Today on September 13, 1759, James Wolfe surprise attacks General de Montcalm at the Battle of the Plains of Abraham.
The Battle of the Plains of Abraham was a pivotal battle in the North American theatre of the Seven Years War. Americans commonly refer to this conflict as the French and Indian War. The Seven Years’ War officially began on May 17, 1756, when the great powers of Europe entered into a long and bloody war for control over various global colonies. Many historians consider it to be the first “World War” in history. The Battle of the Plains of Abraham was fought for control over the French held territory of Quebec (the present-day province of Canada). The British government appointed General James Wolfe to lead the invasion of this important territory. With the support of the Royal Navy, Wolfe and 4,400 British regulars set sail down the St. Lawrence River.
In the middle of July 1759, the British forces landed on the southern bank of the river near the fortified town of Quebec City. The highly accomplished French commander, Louis-Joseph de Montcalm, had around 2,000 regulars with the support of another 1,500 local militia and native warriors. Wolfe tried luring Montcalm into open battle by attacking cargo ships. He even resorted to the systematic destruction of buildings throughout the countryside. However, the experienced Montcalm knew better than to hastily engage with a superior army.

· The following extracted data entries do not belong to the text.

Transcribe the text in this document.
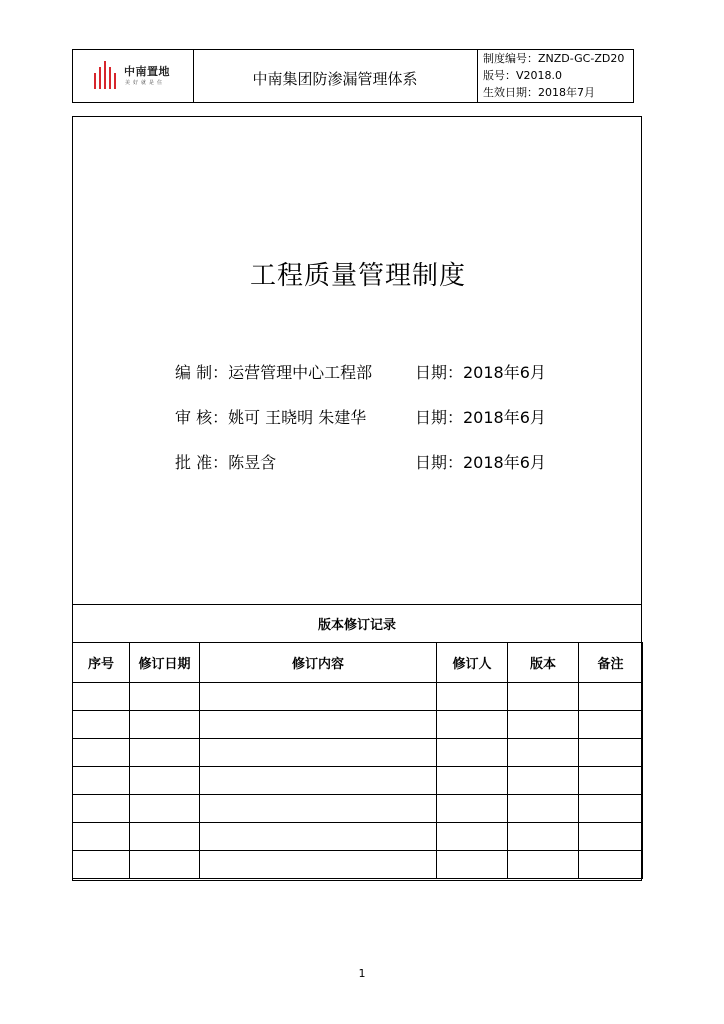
中南置地
美好就是住	中南集团防渗漏管理体系
制度编号：ZNZD-GC-ZD20
版号：V2018.0
生效日期：2018年7月
工程质量管理制度
编 制：运营管理中心工程部	日期：2018年6月
审 核：姚可 王晓明 朱建华	日期：2018年6月
批 准：陈昱含	日期：2018年6月
版本修订记录
序号	修订日期	修订内容	修订人	版本	备注

1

So at 4 a.m. on September 13, Wolfe launched a masterfully executed surprise attack on the French garrison. British boats crossed the river under cover of darkness and silently offloaded thousands of troops. By 8 a.m. the entire British Army had assembled on the field. Instead of waiting for reinforcements, Montcalm made the fatal mistake of engaging the British. Wolfe employed new formation tactics that proved extremely effective against the French advances. The Battle of the Plains of Abraham ended lasting for only an hour before the French retreated. Wolfe was fatally shot during the opening volleys and died on the field. The British succeeded in capturing Quebec City, with France eventually ceding all of their North American possessions.